Alors vous posez des questions : « Eh bien, de combien de personnes parlons-nous ? Qui sont-ils ? Quels sont leurs noms ? Avons-nous procédé à des vérifications des antécédents criminels de l’un d’entre eux ? » Vous êtes prêt à aider, mais vous avez vos propres enfants à nourrir, vos propres factures à payer et l'argent doit venir de quelque part. Votre aide doit être raisonnée et mesurée. Vous ne voulez pas mettre accidentellement un violeur reconnu coupable dans la même pièce que votre fille, c'est pourquoi vous demandez des limites raisonnables et des mesures de protection.

« Un fanatique suprémaciste blanc égocentrique et haineux ! » ils pleurent en réponse. « Je pensais que tu étais censé être chrétien. »

Et ici, mes amis, nous avons une représentation assez précise du débat national sur la sécurité des frontières.

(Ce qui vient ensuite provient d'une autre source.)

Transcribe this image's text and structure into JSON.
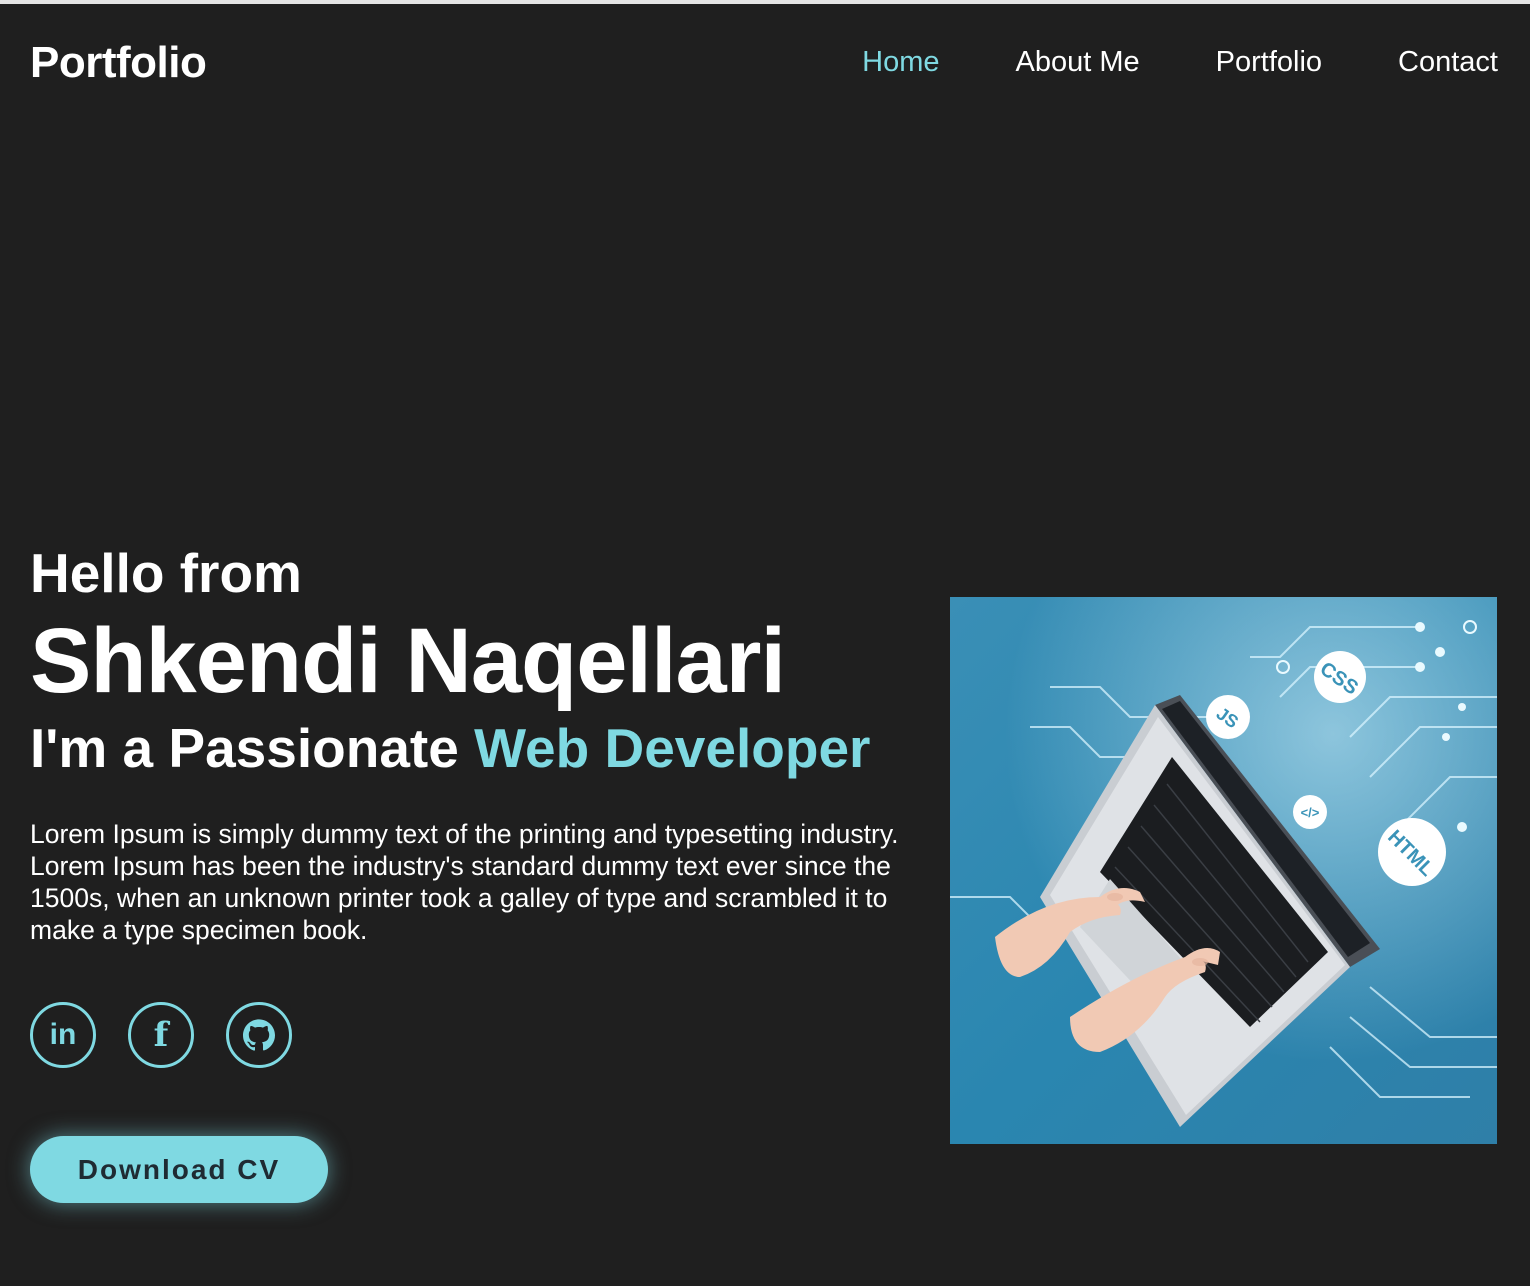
{
  "header": {
    "logo": "Portfolio",
    "nav": [
      {
        "label": "Home",
        "active": true
      },
      {
        "label": "About Me",
        "active": false
      },
      {
        "label": "Portfolio",
        "active": false
      },
      {
        "label": "Contact",
        "active": false
      }
    ]
  },
  "hero": {
    "greeting": "Hello from",
    "name": "Shkendi Naqellari",
    "role_prefix": "I'm a Passionate",
    "role_highlight": "Web Developer",
    "description": "Lorem Ipsum is simply dummy text of the printing and typesetting industry. Lorem Ipsum has been the industry's standard dummy text ever since the 1500s, when an unknown printer took a galley of type and scrambled it to make a type specimen book.",
    "socials": [
      {
        "icon": "linkedin-icon",
        "glyph": "in"
      },
      {
        "icon": "facebook-icon",
        "glyph": "f"
      },
      {
        "icon": "github-icon",
        "glyph": ""
      }
    ],
    "cv_button": "Download CV",
    "image": {
      "icon": "laptop-coding-illustration",
      "badges": [
        "JS",
        "CSS",
        "HTML",
        "</>"
      ]
    }
  },
  "colors": {
    "background": "#1f1f1f",
    "accent": "#7fd9e2",
    "text": "#ffffff",
    "image_bg": "#2f86ad"
  }
}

Et je comprends. J’ai TRÈS du mal avec la manière insensible et parfois déshumanisante dont ces questions sont souvent abordées à droite. C'est un problème. Il y a une haine légitime dans notre camp. Il y a un vrai racisme. Il y a de la cruauté envers les gens qui sont différents. Il faut y faire face, et non l’ignorer. Je serais enclin à être d’accord avec Budde sur ce point.

Mais suggérer que le président Donald Trump a en quelque sorte besoin d’une leçon sur la clémence pour des positions politiques telles que seules les femmes accouchent et qu’il faut entrer légalement dans le pays est une manipulation émotionnelle. Je ne l'ai pas.

Je suis tellement las de voir des idées qui mènent au mal être présentées comme de la compassion. C'est un grand renversement de la réalité – une forme de DARVO (Deny, Attack, Reverse Victim and Offender). C'est encore plus insidieux et difficile à digérer quand cela vient de la chaire – de ceux qui prétendent représenter Dieu.

Les gens de droite (y compris les théobros chauvins qui l’utilisent comme pièce justificative dans leur campagne contre les prédicatrices) mettent en garde depuis des années contre les méfaits de « l’empathie toxique ». Je déteste le dire mais ils n’ont pas entièrement tort. C'est devenu incontrôlable.

Ce n'est pas un problème nouveau, mais il a simplement été reconditionné et renommé au cours de l'histoire récente. C'est peut-être Flannery O'Connor qui l'a mieux dit dans son essai « Mystery and Manners: Occasional Prose » :

« Si d’autres époques ressentaient moins, ils voyaient davantage, même s’ils voyaient avec l’œil aveugle, prophétique et sans sentimentalité de l’acceptation, c’est-à-dire de la foi. En l’absence de cette foi, nous gouvernons par la tendresse. C'est une tendresse qui, longtemps coupée de la personne du Christ, s'enveloppe de théorie. Lorsque la tendresse est détachée de sa source, son résultat logique est la terreur. Cela se termine dans les camps de travaux forcés et dans les fumées des chambres à gaz.»

Si nous désirons la miséricorde, nous devons nous accrocher sans broncher à la vérité, même si elle est inconfortable.